My previous post featured our fuzzy yarn bunnies. After dinner on Easter Sunday, the kids will step up and teach mom and dad how to make their own palm size pets. Once those are complete, the teaching team will hand out these colorful "woven" paper baskets. Plenty of room inside for candy and a newly crafted critter!

Use brightly colored craft paper and paper punched accents to make these 8" baskets (4" without handle).
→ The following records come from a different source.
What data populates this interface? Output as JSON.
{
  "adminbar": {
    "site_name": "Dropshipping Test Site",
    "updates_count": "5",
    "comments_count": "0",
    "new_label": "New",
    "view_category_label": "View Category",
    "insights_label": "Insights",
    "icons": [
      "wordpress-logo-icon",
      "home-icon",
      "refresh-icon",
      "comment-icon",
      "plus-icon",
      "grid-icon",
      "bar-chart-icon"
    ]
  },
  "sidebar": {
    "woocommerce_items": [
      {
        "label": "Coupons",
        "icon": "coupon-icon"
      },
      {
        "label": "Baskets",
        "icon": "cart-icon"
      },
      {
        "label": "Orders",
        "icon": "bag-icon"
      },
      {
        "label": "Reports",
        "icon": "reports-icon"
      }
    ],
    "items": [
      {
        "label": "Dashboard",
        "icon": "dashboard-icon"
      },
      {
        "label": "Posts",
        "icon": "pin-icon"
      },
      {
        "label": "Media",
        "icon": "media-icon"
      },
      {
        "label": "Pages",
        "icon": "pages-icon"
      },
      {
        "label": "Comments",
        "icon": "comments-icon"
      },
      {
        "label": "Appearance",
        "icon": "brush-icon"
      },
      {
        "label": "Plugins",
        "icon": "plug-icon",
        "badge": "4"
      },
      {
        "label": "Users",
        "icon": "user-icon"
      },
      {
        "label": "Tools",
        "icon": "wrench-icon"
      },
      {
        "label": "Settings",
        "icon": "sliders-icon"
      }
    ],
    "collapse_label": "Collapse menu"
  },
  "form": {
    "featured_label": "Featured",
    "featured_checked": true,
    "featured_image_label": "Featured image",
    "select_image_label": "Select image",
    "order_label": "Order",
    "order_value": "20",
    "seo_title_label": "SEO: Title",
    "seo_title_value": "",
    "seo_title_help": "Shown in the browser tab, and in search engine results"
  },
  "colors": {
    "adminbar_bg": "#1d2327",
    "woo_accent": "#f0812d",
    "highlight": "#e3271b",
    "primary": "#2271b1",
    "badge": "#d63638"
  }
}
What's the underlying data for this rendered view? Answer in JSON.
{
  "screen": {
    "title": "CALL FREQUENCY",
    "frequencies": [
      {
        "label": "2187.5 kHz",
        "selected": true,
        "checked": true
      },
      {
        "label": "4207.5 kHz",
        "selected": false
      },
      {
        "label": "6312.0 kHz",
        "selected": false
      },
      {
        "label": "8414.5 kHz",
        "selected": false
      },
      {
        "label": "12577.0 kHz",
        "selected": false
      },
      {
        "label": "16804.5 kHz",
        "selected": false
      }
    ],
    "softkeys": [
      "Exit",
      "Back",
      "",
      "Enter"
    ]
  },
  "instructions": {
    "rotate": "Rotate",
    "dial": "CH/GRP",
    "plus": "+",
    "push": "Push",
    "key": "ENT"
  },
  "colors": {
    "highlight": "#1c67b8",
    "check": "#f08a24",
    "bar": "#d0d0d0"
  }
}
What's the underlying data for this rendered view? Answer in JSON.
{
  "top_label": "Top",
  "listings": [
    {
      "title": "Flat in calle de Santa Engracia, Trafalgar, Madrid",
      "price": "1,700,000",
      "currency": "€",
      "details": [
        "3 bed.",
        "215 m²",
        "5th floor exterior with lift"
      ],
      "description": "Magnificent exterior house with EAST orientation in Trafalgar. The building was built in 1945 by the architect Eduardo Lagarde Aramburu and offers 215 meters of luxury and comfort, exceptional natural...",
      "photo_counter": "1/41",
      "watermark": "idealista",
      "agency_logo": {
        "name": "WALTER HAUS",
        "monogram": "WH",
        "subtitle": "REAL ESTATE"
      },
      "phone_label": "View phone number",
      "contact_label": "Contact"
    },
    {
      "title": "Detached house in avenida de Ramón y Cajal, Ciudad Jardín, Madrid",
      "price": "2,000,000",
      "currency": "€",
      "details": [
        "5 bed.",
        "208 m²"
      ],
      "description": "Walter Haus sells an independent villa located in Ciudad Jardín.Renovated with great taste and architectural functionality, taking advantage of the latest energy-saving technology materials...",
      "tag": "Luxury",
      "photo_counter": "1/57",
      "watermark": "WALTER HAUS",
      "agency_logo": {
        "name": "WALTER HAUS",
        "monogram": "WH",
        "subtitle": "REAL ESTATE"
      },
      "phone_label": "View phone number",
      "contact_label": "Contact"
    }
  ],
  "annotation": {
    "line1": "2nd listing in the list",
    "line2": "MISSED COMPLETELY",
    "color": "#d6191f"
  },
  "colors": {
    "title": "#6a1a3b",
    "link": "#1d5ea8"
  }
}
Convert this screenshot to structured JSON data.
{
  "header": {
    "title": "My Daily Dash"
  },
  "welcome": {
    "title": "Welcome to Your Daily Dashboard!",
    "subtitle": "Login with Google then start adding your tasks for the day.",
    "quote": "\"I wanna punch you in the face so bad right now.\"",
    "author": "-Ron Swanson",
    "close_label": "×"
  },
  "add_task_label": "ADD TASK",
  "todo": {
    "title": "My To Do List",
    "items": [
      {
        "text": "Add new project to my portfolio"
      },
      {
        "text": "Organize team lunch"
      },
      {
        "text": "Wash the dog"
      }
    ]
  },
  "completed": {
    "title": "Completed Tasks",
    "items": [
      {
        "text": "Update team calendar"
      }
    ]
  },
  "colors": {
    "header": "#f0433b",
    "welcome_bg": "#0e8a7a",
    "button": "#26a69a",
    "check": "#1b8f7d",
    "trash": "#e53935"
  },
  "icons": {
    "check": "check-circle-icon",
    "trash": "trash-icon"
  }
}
Besides that, you'll need only a ruler, pencil, scissors, and glue. 

To make each basket:

1. Measure and cut paper strips:

1 - 11.5" x 3/4" (handle)
1 - 11.5" x 1" (horizontal strip)
5 - 8.5" x 1" (woven strips)

2. Lay the horizontal strip face down and glue all 5 woven strips to it, side by side, also face down. When you flip it right side up, it will look like the sample in blue.

3. Lay the piece reverse side up, as shown in purple, and match the end of strip #1 to horizontal strip as shown. Glue it down.

4. Continue matching and gluing - second strip will line up next to first glued one. This is how it will look in progress.

5. Basket forms as strips continue to be glued in place. Attach all 5, then glue horizontal strip ends together to complete. Glue handle in place.

6. Decorate baskets with paper punched shapes.

Please note that baskets won't stand alone unless you crease strips at bottom.

Experiment with various lengths and widths to make baskets of different sizes. I'm going to try making teeny tiny ones for the fairy party in the woods we'll be enjoying during Grandma Camp week!